D.B. Dowd wrote an article for Hyperallergic titled How Early US Propaganda Grew Out of a Society of Illustrators.

Propaganda Posters

« When the United States Congress declared war on the Imperial German government in April 1917, belatedly entering World War I… George Creel, a former Rocky Mountain News editor… assumed the chairmanship of the new Committee on Public Information, an independent government agency formed by President Wilson’s executive order on April 13. Over the next two years, the CPI — a de facto department of propaganda — would sprout many “divisions,” or areas of activity, but few would rival what became the poster shop: the Division of Pictorial Publicity. »

« Creel later wrote in How We Advertised America (published in 1920), “The poster must play a great role in the fight for public opinion. The printed word might not be read; people might choose not to attend meetings or to watch motion pictures, but the billboard was something that caught even the most indifferent eye.” »

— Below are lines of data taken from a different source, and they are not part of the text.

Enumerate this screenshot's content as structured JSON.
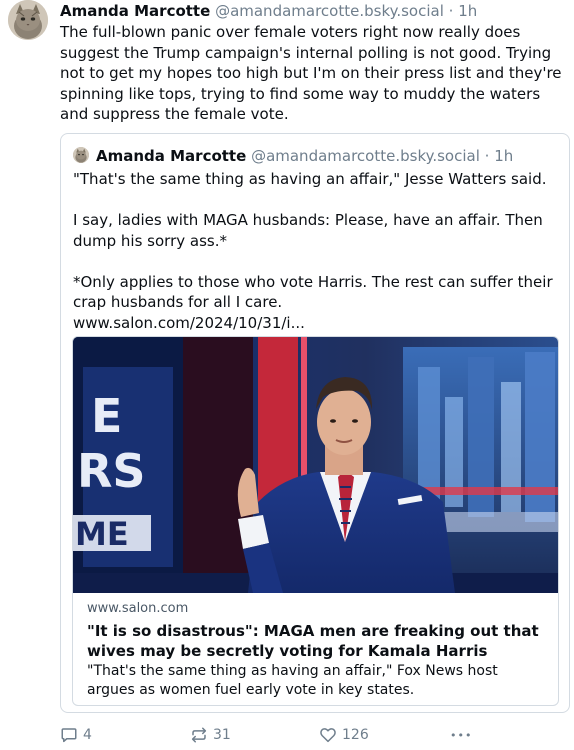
{
  "post": {
    "author_name": "Amanda Marcotte",
    "author_handle": "@amandamarcotte.bsky.social",
    "separator": "·",
    "time": "1h",
    "text": "The full-blown panic over female voters right now really does suggest the Trump campaign's internal polling is not good. Trying not to get my hopes too high but I'm on their press list and they're spinning like tops, trying to find some way to muddy the waters  and suppress the female vote."
  },
  "quote": {
    "author_name": "Amanda Marcotte",
    "author_handle": "@amandamarcotte.bsky.social",
    "separator": "·",
    "time": "1h",
    "paragraph1": "\"That's the same thing as having an affair,\" Jesse Watters said.",
    "paragraph2": "I say, ladies with MAGA husbands: Please, have an affair. Then dump his sorry ass.*",
    "paragraph3": "*Only applies to those who vote Harris. The rest can suffer their crap husbands for all I care.",
    "link": "www.salon.com/2024/10/31/i...",
    "card": {
      "domain": "www.salon.com",
      "title": "\"It is so disastrous\": MAGA men are freaking out that wives may be secretly voting for Kamala Harris",
      "description": "\"That's the same thing as having an affair,\" Fox News host argues as women fuel early vote in key states."
    }
  },
  "actions": {
    "replies": "4",
    "reposts": "31",
    "likes": "126",
    "more": "•••"
  },
  "colors": {
    "text": "#0b0f14",
    "muted": "#6f7e8c",
    "border": "#d4dbe2"
  }
}
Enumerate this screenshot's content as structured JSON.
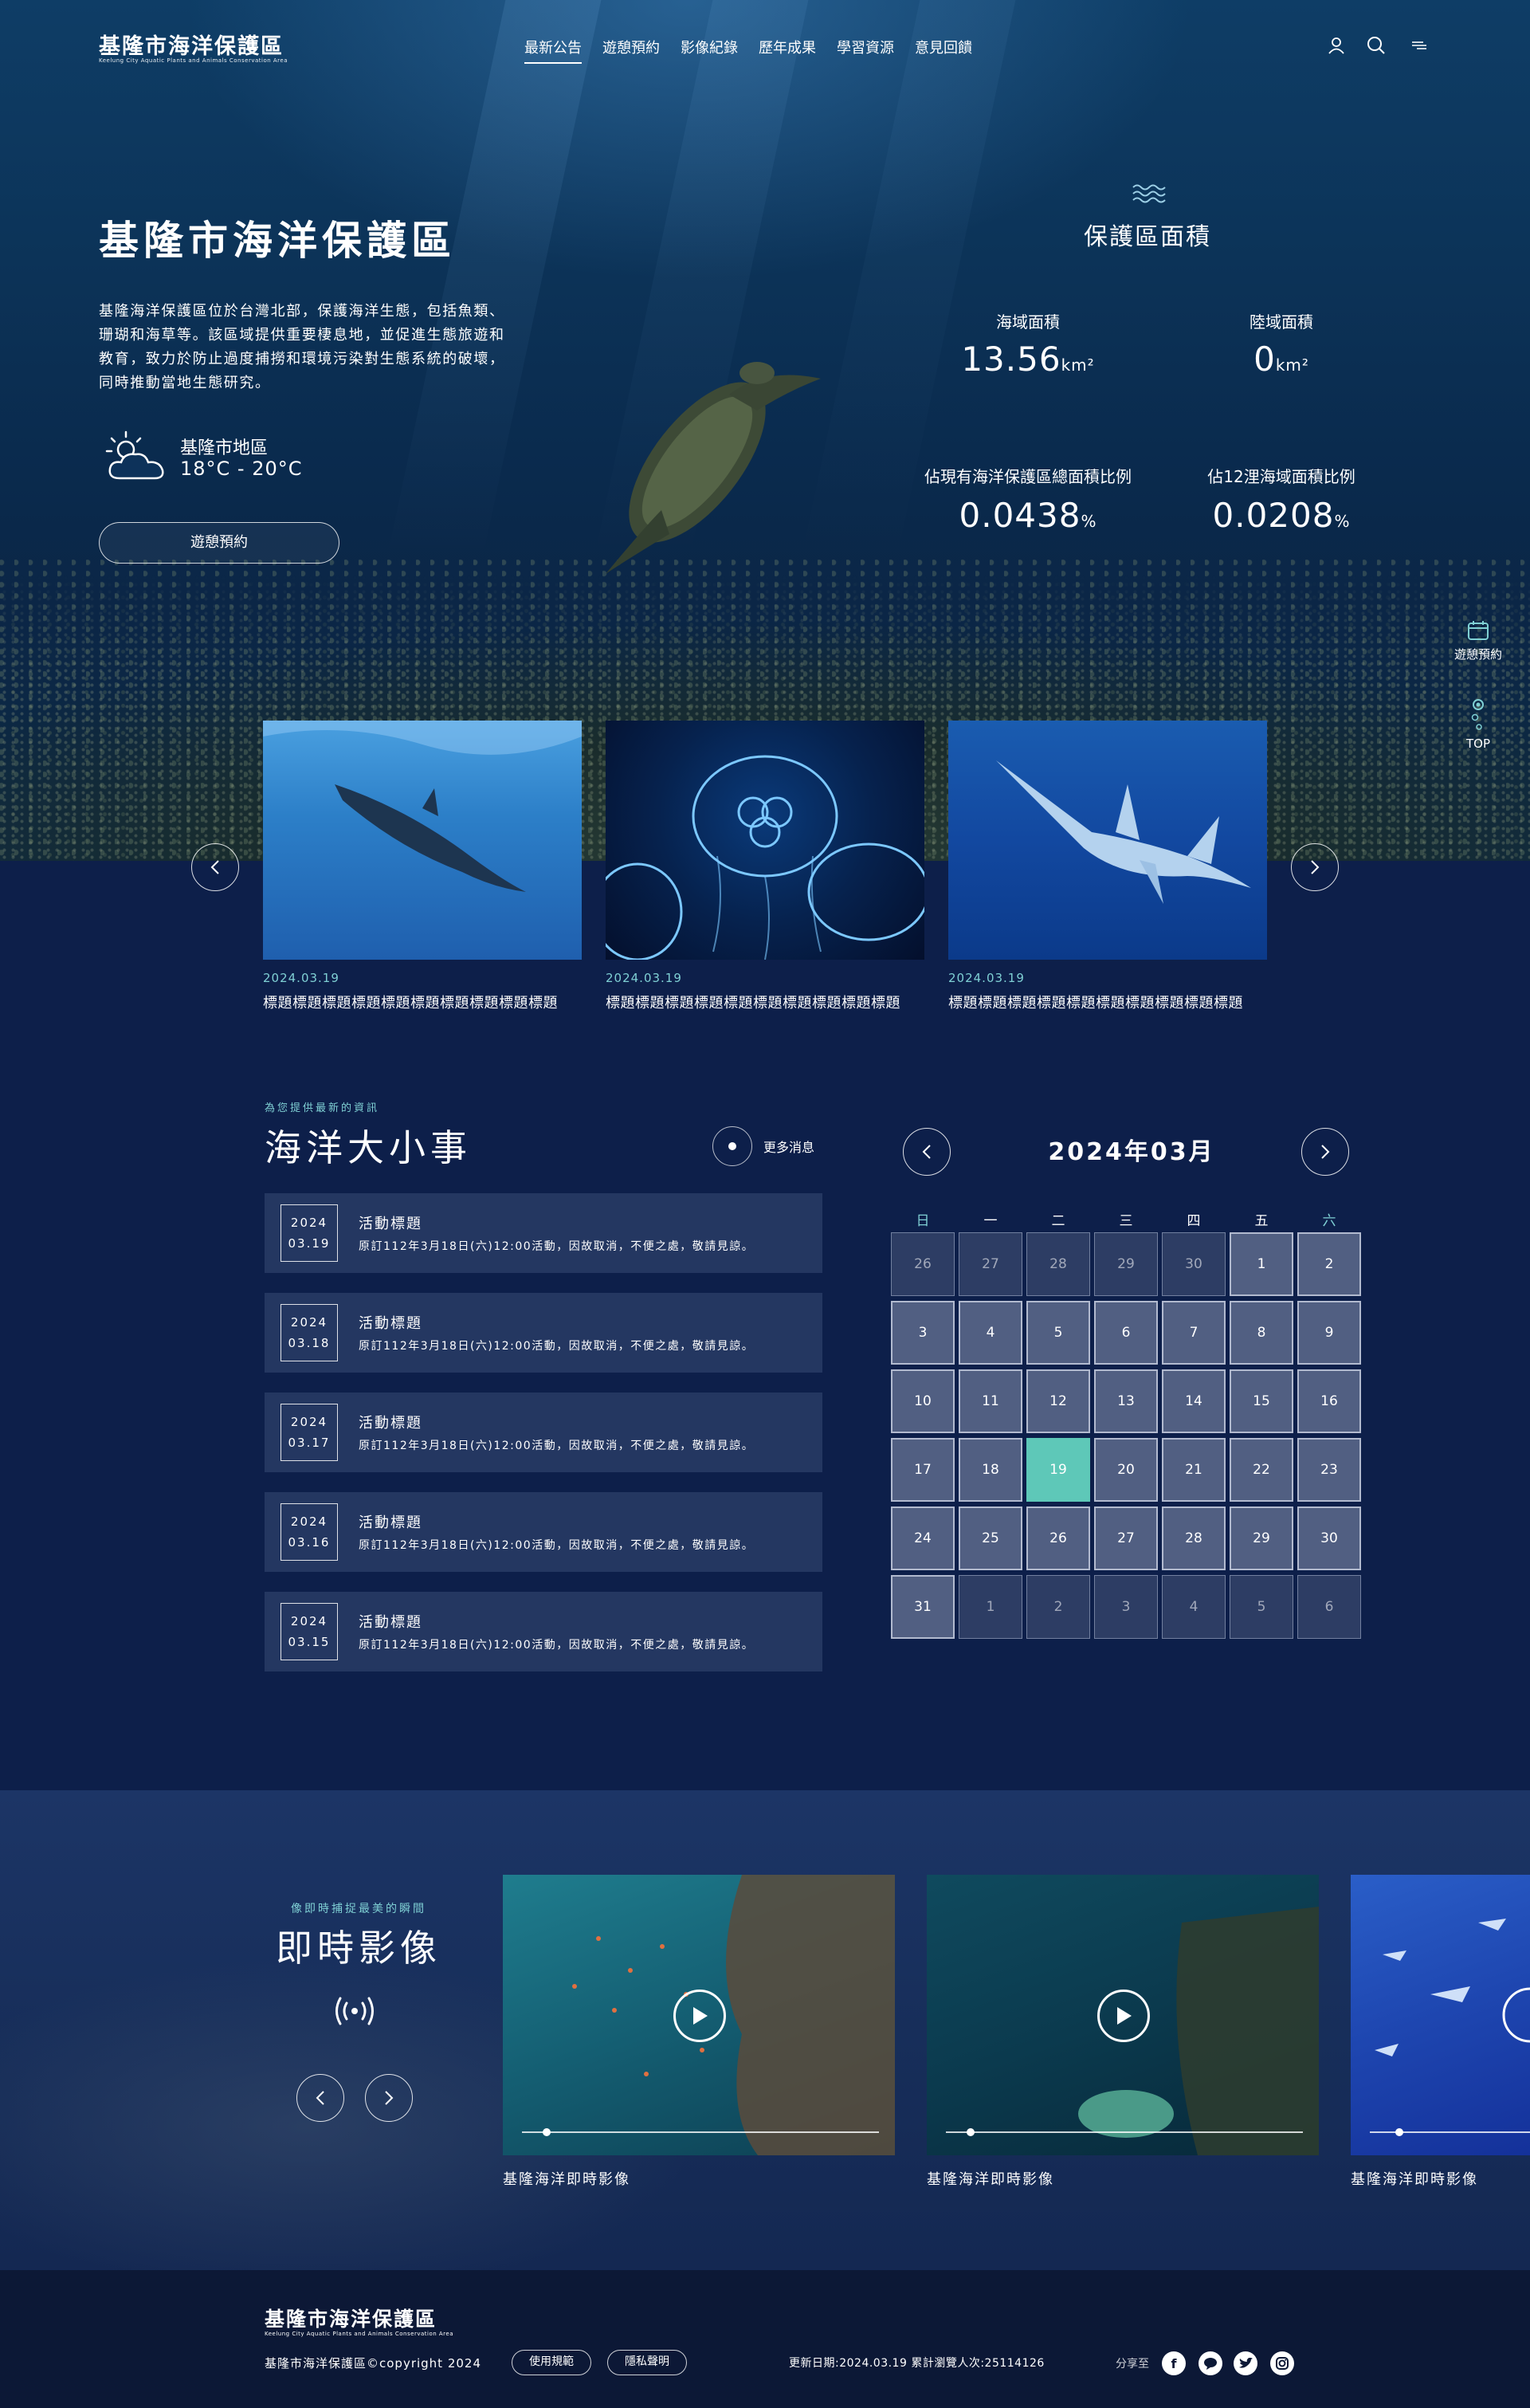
{
  "header": {
    "logo_title": "基隆市海洋保護區",
    "logo_sub": "Keelung City Aquatic Plants and Animals Conservation Area",
    "nav": [
      "最新公告",
      "遊憩預約",
      "影像紀錄",
      "歷年成果",
      "學習資源",
      "意見回饋"
    ],
    "active_nav": "最新公告",
    "icons": [
      "user-icon",
      "search-icon",
      "menu-icon"
    ]
  },
  "hero": {
    "title": "基隆市海洋保護區",
    "description": "基隆海洋保護區位於台灣北部，保護海洋生態，包括魚類、珊瑚和海草等。該區域提供重要棲息地，並促進生態旅遊和教育，致力於防止過度捕撈和環境污染對生態系統的破壞，同時推動當地生態研究。",
    "weather": {
      "location": "基隆市地區",
      "temp": "18°C - 20°C",
      "icon": "partly-cloudy-icon"
    },
    "cta": "遊憩預約"
  },
  "stats": {
    "title": "保護區面積",
    "items": [
      {
        "label": "海域面積",
        "value": "13.56",
        "unit": "km²"
      },
      {
        "label": "陸域面積",
        "value": "0",
        "unit": "km²"
      },
      {
        "label": "佔現有海洋保護區總面積比例",
        "value": "0.0438",
        "unit": "%"
      },
      {
        "label": "佔12浬海域面積比例",
        "value": "0.0208",
        "unit": "%"
      }
    ]
  },
  "side": {
    "booking": "遊憩預約",
    "top": "TOP"
  },
  "carousel": [
    {
      "date": "2024.03.19",
      "title": "標題標題標題標題標題標題標題標題標題標題"
    },
    {
      "date": "2024.03.19",
      "title": "標題標題標題標題標題標題標題標題標題標題"
    },
    {
      "date": "2024.03.19",
      "title": "標題標題標題標題標題標題標題標題標題標題"
    }
  ],
  "news": {
    "kicker": "為您提供最新的資訊",
    "title": "海洋大小事",
    "more": "更多消息",
    "items": [
      {
        "year": "2024",
        "md": "03.19",
        "title": "活動標題",
        "desc": "原訂112年3月18日(六)12:00活動，因故取消，不便之處，敬請見諒。"
      },
      {
        "year": "2024",
        "md": "03.18",
        "title": "活動標題",
        "desc": "原訂112年3月18日(六)12:00活動，因故取消，不便之處，敬請見諒。"
      },
      {
        "year": "2024",
        "md": "03.17",
        "title": "活動標題",
        "desc": "原訂112年3月18日(六)12:00活動，因故取消，不便之處，敬請見諒。"
      },
      {
        "year": "2024",
        "md": "03.16",
        "title": "活動標題",
        "desc": "原訂112年3月18日(六)12:00活動，因故取消，不便之處，敬請見諒。"
      },
      {
        "year": "2024",
        "md": "03.15",
        "title": "活動標題",
        "desc": "原訂112年3月18日(六)12:00活動，因故取消，不便之處，敬請見諒。"
      }
    ]
  },
  "calendar": {
    "title": "2024年03月",
    "weekdays": [
      "日",
      "一",
      "二",
      "三",
      "四",
      "五",
      "六"
    ],
    "days": [
      "26",
      "27",
      "28",
      "29",
      "30",
      "1",
      "2",
      "3",
      "4",
      "5",
      "6",
      "7",
      "8",
      "9",
      "10",
      "11",
      "12",
      "13",
      "14",
      "15",
      "16",
      "17",
      "18",
      "19",
      "20",
      "21",
      "22",
      "23",
      "24",
      "25",
      "26",
      "27",
      "28",
      "29",
      "30",
      "31",
      "1",
      "2",
      "3",
      "4",
      "5",
      "6"
    ],
    "dim_before": 5,
    "dim_after_from": 36,
    "today_index": 23
  },
  "live": {
    "kicker": "像即時捕捉最美的瞬間",
    "title": "即時影像",
    "broadcast_icon": "broadcast-icon",
    "videos": [
      {
        "caption": "基隆海洋即時影像",
        "progress": 0.07
      },
      {
        "caption": "基隆海洋即時影像",
        "progress": 0.07
      },
      {
        "caption": "基隆海洋即時影像",
        "progress": 0.07
      }
    ]
  },
  "footer": {
    "title": "基隆市海洋保護區",
    "sub": "Keelung City Aquatic Plants and Animals Conservation Area",
    "copyright": "基隆市海洋保護區©copyright 2024",
    "terms": "使用規範",
    "privacy": "隱私聲明",
    "updated": "更新日期:2024.03.19   累計瀏覽人次:25114126",
    "share": "分享至",
    "social": [
      "facebook-icon",
      "line-icon",
      "twitter-icon",
      "instagram-icon"
    ]
  },
  "colors": {
    "accent": "#7fd0d4",
    "today": "#5ec8b8",
    "footer": "#0c1836"
  }
}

Illustration Fueled by Magazine Advertising

« During the 1890s, a new generation of American magazine publishers developed an alternative for the dusty old “family house” magazines which published literary and historical subjects. The new breed embraced current topics and sought popular appeal, crucially by lowering prices. Because cheaper issues would have to be underwritten by advertising revenue… Advertisements quickly evolved into a fresh visual medium. In the process, magazine covers and full-page advertisements provided the space and money for illustrators and designers to create a new commercial science of word, image, and letterform. »

Society of Illustrators

« In the late 19th century, the illustrators… were not strictly distinguished from painters, and their practices remained somewhat fluid. But as the art historian Michele Bogart has noted in Artists, Advertising, and the Borders of Art, soon the stink of commercialism specifically associated with advertising work clung to the status of illustrators. Partly in response, in 1901 a core group led by Charles Dana Gibson founded a professional association with a fancy name: the Society of Illustrators — still in business today »

The article includes illustrations by Joseph Pennell, Kenyon Cox, Henri de Toulouse-Lautrec, Charles Dana Gibson (The Gibson Girls), James Montgomery Flagg (Uncle Sam), Howard Chandler Christie, Coles Phillps, and H.R. Hopps.


D.B. is author of Stick Figures: Drawing as a Human Practice. In an interview with The Key Point, D.B. Dowd discusses illustration and cartooning as part of cultural history rather than art history.